Blood flows down one side of her head, making her hair stick to her scalp, running down her arms, to the floor.
I’m dumbfounded. I know I just said I never get scared but this…this is something. This isn’t right.
This is death.
I push that thought out of my head and clear my throat.
“Hello?” I ask. “Are you lost?”
Stupid fucking thing to say.
“Are you okay?” I go on.
Also stupid. Clearly she’s not. She’s bleeding from a massive head injury.
“Are you a ghost?” I add, as if I’ll get an answer.
But in a way I do.
She starts to walk toward the doors to the house, her hair obscuring her face so I can’t see it properly. There’s something so familiar about it though, whether it’s the person themselves, or just this overall feeling of dread and déjà vu, like I’ve been through this before.
And she’s heading into the house.
I run out of the cigar lounge but somehow in the second it takes me to move, she’s disappeared, and the doors are swinging.
For a moment I think it must all be in my head, but when I look down at the floor, her bloody footprints are in the carpet and wood, clear as day. The even weirder thing is, there’s a lot of blood. I’ve been hungry lately. As long as it’s fresh, the sight and smell of blood should be doing something to me, whether I find it appetizing or not. But this blood has no smell. Like it’s real and not real all at once.
A ghost. This has to be a motherfucking ghost.
And it’s going upstairs.
I run through the doors and up to the main floor. The house is quiet except for the grandfather clock ticking away in the library.
But then I hear something else.
Something new.
A flurry of wings.
I go to the staircase and look up as it leads to the levels above, each one illuminated by flickering candles throwing shadows on the walls.
But the shadows are moving. Becoming something. Flying up between the floors of the house are ravens. At least seven of them, all flapping their wings and going higher and higher until they seem to disappear into the ceiling, becoming shadows again.
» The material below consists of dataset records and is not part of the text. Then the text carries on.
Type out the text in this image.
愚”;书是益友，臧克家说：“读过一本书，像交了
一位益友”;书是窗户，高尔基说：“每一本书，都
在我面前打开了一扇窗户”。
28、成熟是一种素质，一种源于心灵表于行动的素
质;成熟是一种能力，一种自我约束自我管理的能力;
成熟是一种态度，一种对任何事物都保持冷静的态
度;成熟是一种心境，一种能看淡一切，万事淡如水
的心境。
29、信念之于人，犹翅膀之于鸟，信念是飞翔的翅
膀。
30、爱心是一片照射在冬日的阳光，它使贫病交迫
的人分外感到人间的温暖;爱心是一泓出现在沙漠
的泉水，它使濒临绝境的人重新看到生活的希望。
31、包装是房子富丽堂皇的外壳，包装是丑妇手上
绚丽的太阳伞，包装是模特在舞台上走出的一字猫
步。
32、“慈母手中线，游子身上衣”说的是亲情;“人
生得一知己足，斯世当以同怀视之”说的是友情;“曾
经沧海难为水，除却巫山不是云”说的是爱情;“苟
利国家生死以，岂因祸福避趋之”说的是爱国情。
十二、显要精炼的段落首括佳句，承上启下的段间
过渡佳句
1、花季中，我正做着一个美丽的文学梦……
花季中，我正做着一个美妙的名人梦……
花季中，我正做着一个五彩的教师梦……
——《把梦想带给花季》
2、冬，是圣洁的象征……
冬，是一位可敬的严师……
The sight of them sends a literal shudder through me, stirring up something deep and dark in my gut.
And then I see a flash of blue.
The ravens disappear and the woman in the hospital walks down one of the upper hallways.
Heading toward Amethyst’s room.
Fuck no.
I take the stairs two at a time, and at my speed I’m at her floor in three seconds flat.
The door to her room is open.
I hurry on over and stop in the doorway.
Amethyst is in bed, on her back, her covers down and bunched around her feet. She’s wearing a pink pajama top, no bottoms, just black underwear, which makes her look both ridiculously sexy and yet also extremely vulnerable.
The urge to protect her is overpowering, and I have to hold myself back so I don’t run to her side, scoop her up in my arms.
Especially since she’s moving in her sleep, a whimpering sound escaping her lips.
“Amethyst?” I whisper. The light from the candles in the hall barely illuminates her, but with my eyes I can see the rest of the dark room clear as day. It’s empty, no sign of the woman in the hospital gown, no ravens either, nor bloody footprints.
Amethyst turns in bed again, her black hair wrapped around her face, giving her an unsettling appearance. “No, no,” she says, her words getting louder. “No, don’t leave, don’t leave me.”
“Amethyst?” I say again. “Are you awake?”
“Don’t leave me,” she cries out, turning over on her side again, her hands gripping the sheets for dear life.
She’s having a nightmare.
I go over to her, dropping to my knees beside her bed, reaching up with my hands to brush her hair off her face. “Shhhh,” I say softly. “You’re having a bad dream. It’s okay.”
Suddenly she gasps and her eyes fly open, staring at me in fright. All the blood in her body rises to the surface, her heart pounding hard against her chest. I can practically see it, practically smell it. Reason one hundred and five why vampires and humans shouldn’t be together. It’s hard to be intimate when you’re aware of how much you’d like to make them bleed.
“Wolf?” she asks, her voice ragged, the whites of her eyes shining.
“It’s okay,” I tell her, slowly brushing a strand of hair off her forehead. The blood under her skin leaps to the surface, as if trying to make contact with my fingers, and the feel of her is so warm and full of energy, as if our skin is trying to communicate with each other. “I’m here. It was just a nightmare.”
She blinks and slowly tries to sit up. My hand falls away, my fingertips vibrating without the feel of her.